It looks like the pound could suffer deeper losses before a reversal takes place
The dollar index holds steady above the 98.00 figure on Monday while struggling to extend the bounce from local lows in thin liquidity conditions. Earlier in the day, the USD index was rejected from the 98.40 zone, suggesting the upside potential is limited for the time being. EURUSD struggles for direction around the descending 20-DMA, challenging the 1.1150 zone. Should risk sentiment continue to deteriorate further during the session, the euro may retarget the 1.1000 figure that capped the selling pressure late last week. In the immediate term, the euro needs to overcome the mentioned moving average on a daily closing basis in order to regain the 1.1100 figure, followed by last week’s tops around 1.1140. However, it looks like the least path of resistance remains to the downside for the time being as risk demand continues to wane following the recent rally in the global financial markets.
GBPUSD keeps treading water below the descending 20-DMA these days. After a bounce from fresh lows around 1.3000 last week, the pair has settled in the 1.3150 zone during the European hours on Monday, with the 1.3200 immediate bullish target staying in the market focus. As long as the prices stay below this figure, bearish risks continue to persist in the short term. On the four-hour charts, the pound is now flirting with the 20-SMA, while the RSI looks directionless around the 52 figure, painting a neutral immediate technical picture. On the downside, failure to cling to the current levels would pave the way towards the 1.3100 immediate support while the key focus is on the 1.3000 threshold that capped the sell-off last week. In a wider picture, it looks like the pound could suffer deeper losses before a reversal takes place.

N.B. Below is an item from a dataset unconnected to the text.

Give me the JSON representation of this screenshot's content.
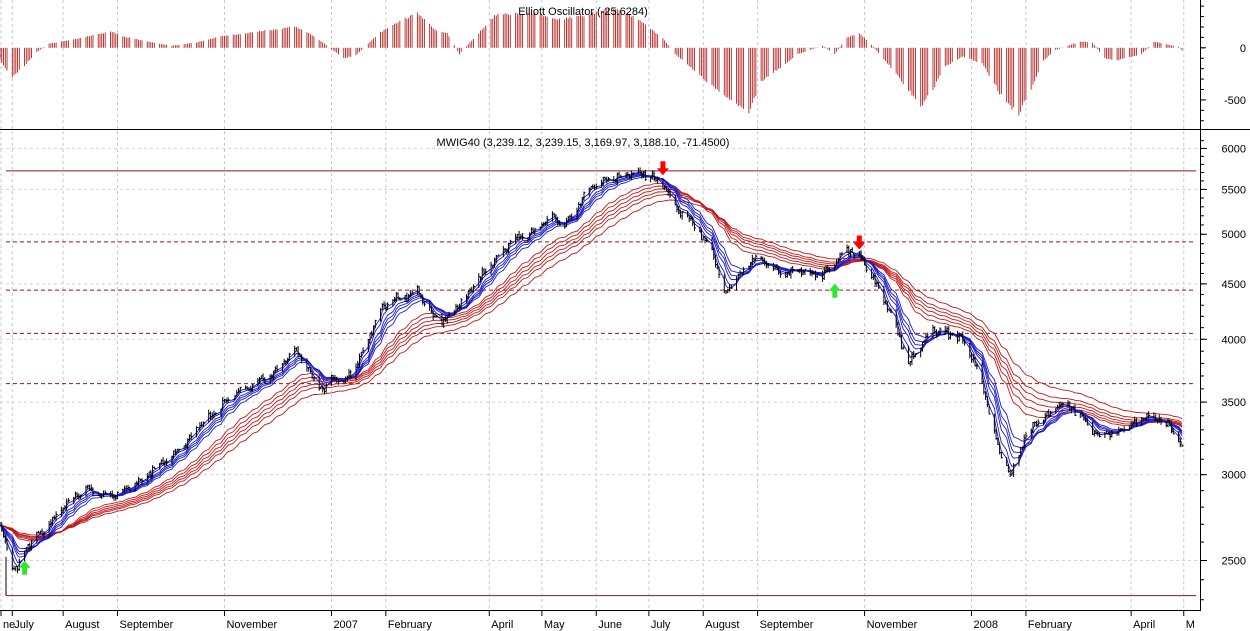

Should GBPUSD derail the mentioned psychological level for the first time since November 2020, the prices would target the 1.2850 zone next.
USDJPY continues its aggressive rally that took the pair to six-year highs last Friday. The dollar exceeded the 119.00 figure to register fresh tops around 119.40 before retreating marginally. On Monday, the pair retains a strong bullish bias while holding just below the mentioned highs. As the greenback extends the ascent despite the overbought conditions, it looks like USDJPY could rally further, towards the 120.00 psychological level last seen in February 2016. On the hourly charts, the pair is now supported by the ascending 20-SMA while the RSI is pointing slightly lower, suggesting the immediate technical picture looks neutral for the time being. On the downside, the immediate support arrives at 119.00, followed by the 118.60 zone and 118.30.
NZDUSD briefly jumped to the area of November 2021 highs around 0.6920 earlier in the day before correcting below 0.6900 in recent trading. As such, the pair slipped back to the flat-line after failure to confirm a break above the 200-DMA. Despite the retreat, the pair’s tone stays upbeat, with multi-month tops remaining in focus for the time being. Now, the New Zealand dollar needs to regain the 0.6900 level on a daily closing basis in order to retarget the 0.7000 psychological level. On the downside, the immediate support arrives at 0.6865, followed by 0.6840. On the weekly timeframes, the pair is now supported by a slightly ascending 100-SMA, adding to a more upbeat tone as the prices resumed the ascend last week amid US dollar’s weakness. as of writing, the NZDUSD pair was changing hands around 0.6890, unchanged on the day.